Akcja policji przy Jagiellońskiej
Źródło: Lech Marcinczak / tvnwarszawa.pl
Prokuratura kontynuuje śledztwo w sprawie tragedii na policyjnym osiedlu na Pradze Północ. W poniedziałek funkcjonariusz stołecznej policji popełnił samobójstwo po tym, jak zranił swoją żonę nożem.

- W poniedziałek zakończyły się oględziny mieszkania. Prokuratorzy prowadzą dalsze czynności. Prawdopodobnie we wtorek odbędzie się sekcja zwłok mężczyzny. Jego żonę prokuratorzy chcą przesłuchać w środę - powiedziała w rozmowie z tvnwarszawa.pl Renata Mazur, rzeczniczka prasowa Prokuratury Okręgowej Warszawa-Praga.

Jak dowiedział się w poniedziałek portal tvnwarszawa.pl, prawdopodobną przyczyną tragedii były problemy rodzinne.

Targnął się na swoje życie

Tragedia rozegrała się na policyjnym osiedlu przy ulicy Jagiellońskiej. Jak podała Komenda Stołeczna Policji, w jednym z mieszkań doszło do awantury między policjantem z jego żoną. Policjant chwycił nóż i zadał kilka ciosów żonie.

Po awanturze ranna kobieta wybiegła na klatkę i poprosiła o pomoc sąsiadów. Ci wezwali pogotowie ratunkowe.

Jak podała reporterka TVN24 Marta Klos, kobieta trafiła do Szpitala Praskiego, gdzie przeszła operację.

Przez kilka godzin policyjni negocjatorzy próbowali nawiązać kontakt z mężczyzną przebywającym w mieszkaniu. Ten nie odpowiadał. Gdy antyterroryści wkroczyli do mieszkania, okazało się, że policjant nie żyje.

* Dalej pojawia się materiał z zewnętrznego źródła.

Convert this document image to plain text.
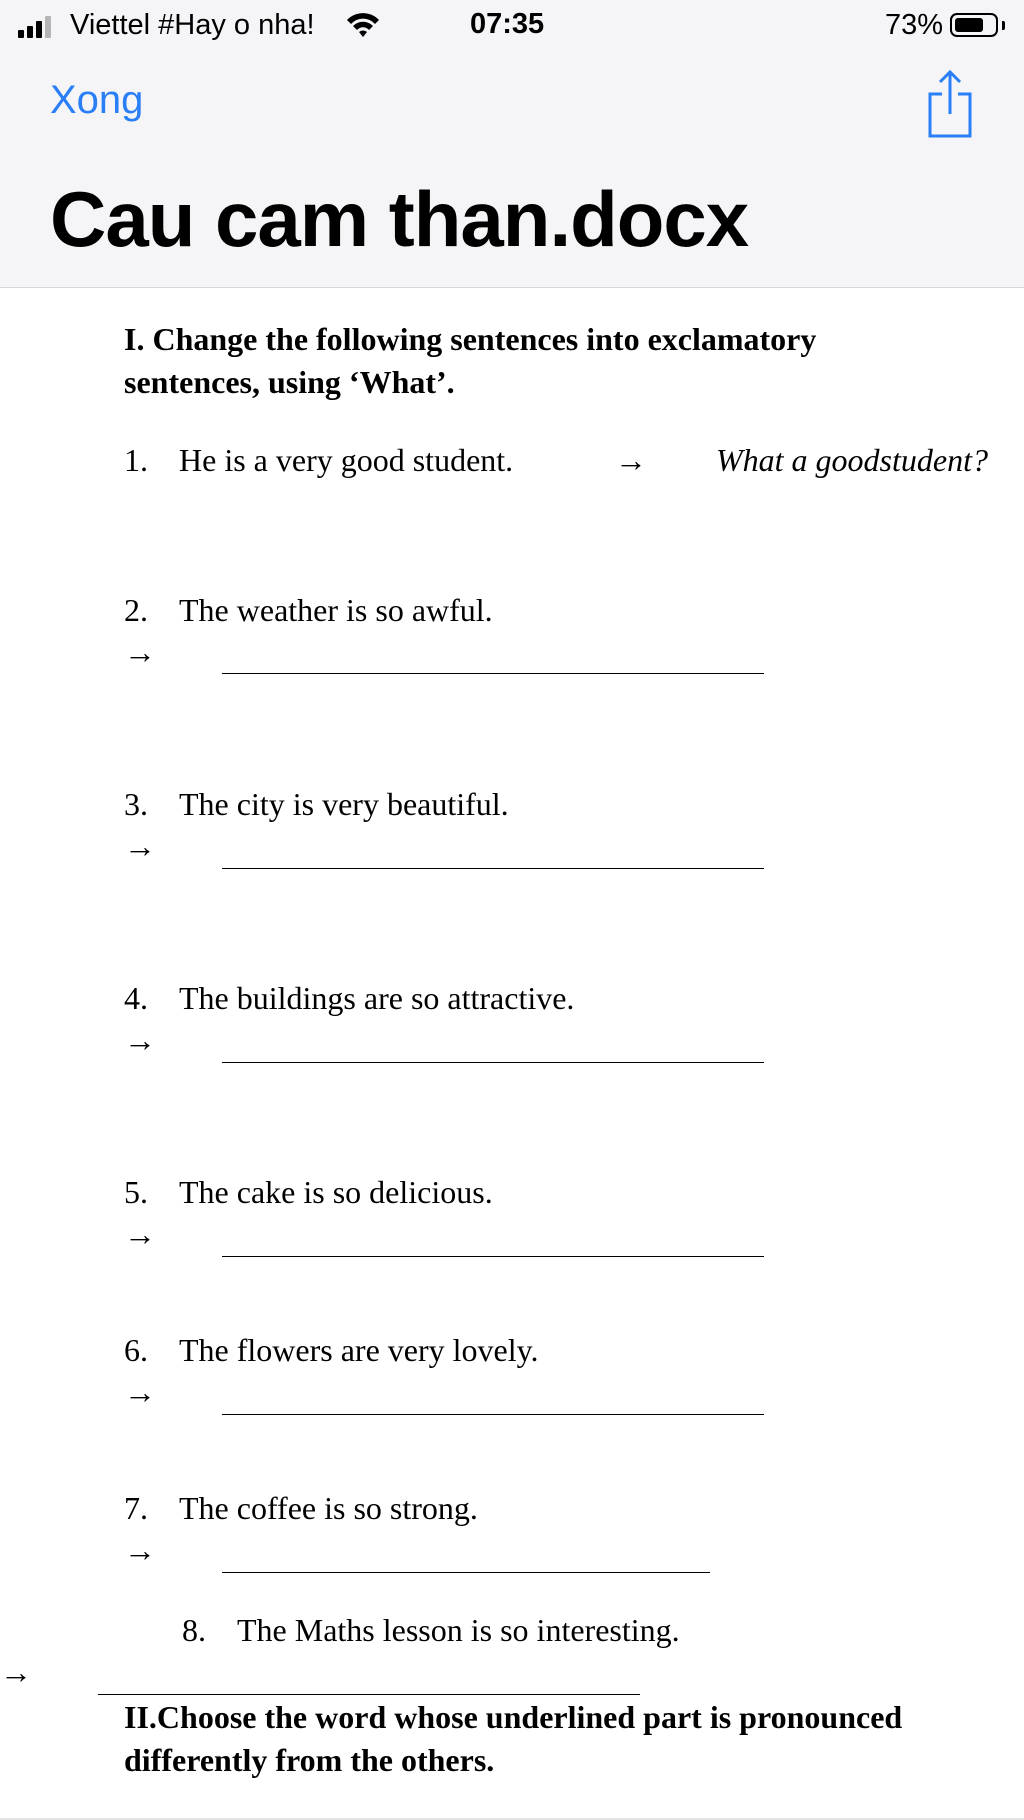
Viettel #Hay o nha!	07:35	73%
Xong
Cau cam than.docx

I. Change the following sentences into exclamatory sentences, using ‘What’.

1. He is a very good student.	→ What a goodstudent?
2. The weather is so awful.
→
3. The city is very beautiful.
→
4. The buildings are so attractive.
→
5. The cake is so delicious.
→
6. The flowers are very lovely.
→
7. The coffee is so strong.
→
8. The Maths lesson is so interesting.
→

II.Choose the word whose underlined part is pronounced differently from the others.
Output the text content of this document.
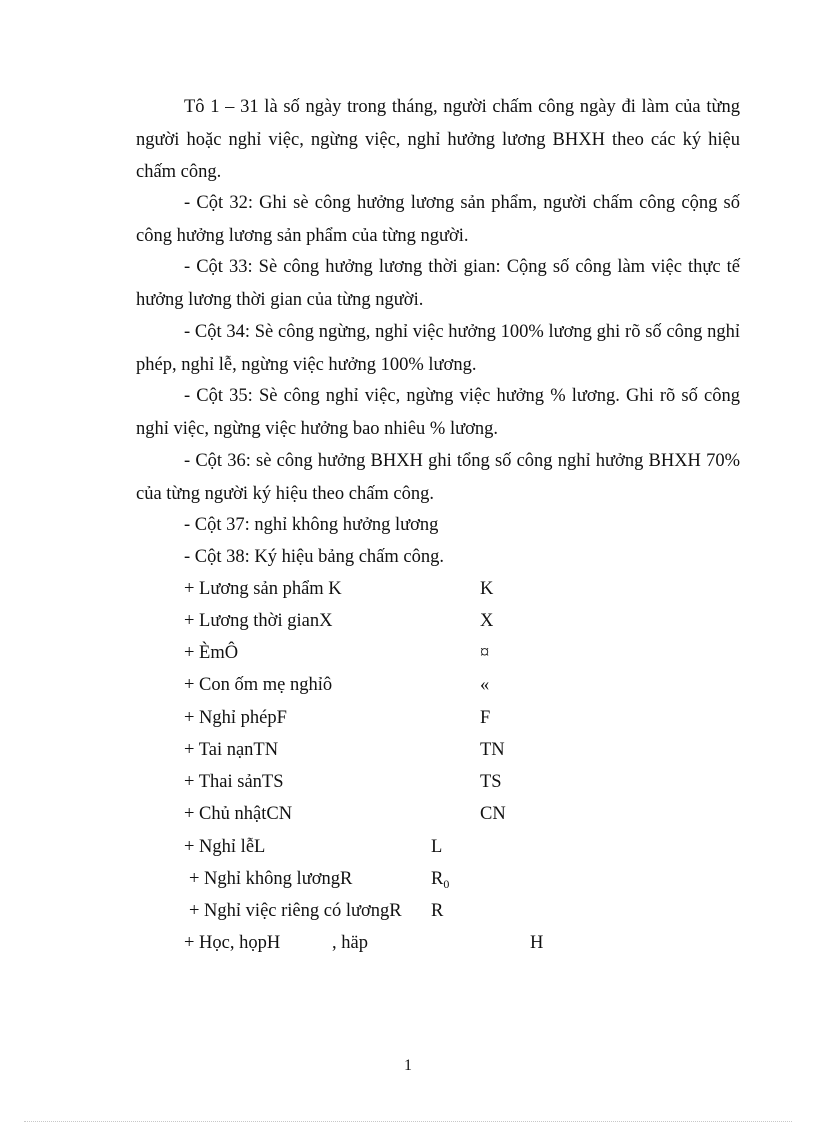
Tô 1 – 31 là số ngày trong tháng, người chấm công ngày đi làm của từng người hoặc nghỉ việc, ngừng việc, nghỉ hưởng lương BHXH theo các ký hiệu chấm công.

- Cột 32: Ghi sè công hưởng lương sản phẩm, người chấm công cộng số công hưởng lương sản phẩm của từng người.

- Cột 33: Sè công hưởng lương thời gian: Cộng số công làm việc thực tế hưởng lương thời gian của từng người.

- Cột 34: Sè công ngừng, nghỉ việc hưởng 100% lương ghi rõ số công nghỉ phép, nghỉ lễ, ngừng việc hưởng 100% lương.

- Cột 35: Sè công nghỉ việc, ngừng việc hưởng % lương. Ghi rõ số công nghỉ việc, ngừng việc hưởng bao nhiêu % lương.

- Cột 36: sè công hưởng BHXH ghi tổng số công nghỉ hưởng BHXH 70% của từng người ký hiệu theo chấm công.

- Cột 37: nghỉ không hưởng lương
- Cột 38: Ký hiệu bảng chấm công.
+ Lương sản phẩm K	K
+ Lương thời gianX	X
+ ÈmÔ	¤
+ Con ốm mẹ nghỉô	«
+ Nghỉ phépF	F
+ Tai nạnTN	TN
+ Thai sảnTS	TS
+ Chủ nhậtCN	CN
+ Nghỉ lễL	L
+ Nghỉ không lươngR	$R_0$
+ Nghỉ việc riêng có lươngR R
+ Học, họpH	, häp	H
1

Ze wstępnych ustaleń wynika, że zgon nastąpił niedługo po awanturze. Napastnik miał targnąć się na swoje życie - informował rzecznik KSP, Mariusz Mrozek.

Kilkanaście lat w policji

Jak podał Mrozek, mężczyzna był funkcjonariuszem Komendy Stołecznej Policji. Od kilkunastu lat pracował w wydziale kryminalnym. Wcześniej był funkcjonariuszem jednej z rejonowych komend.

Miał dwójkę dzieci w wieku szkolnym - podała z kolei Klos.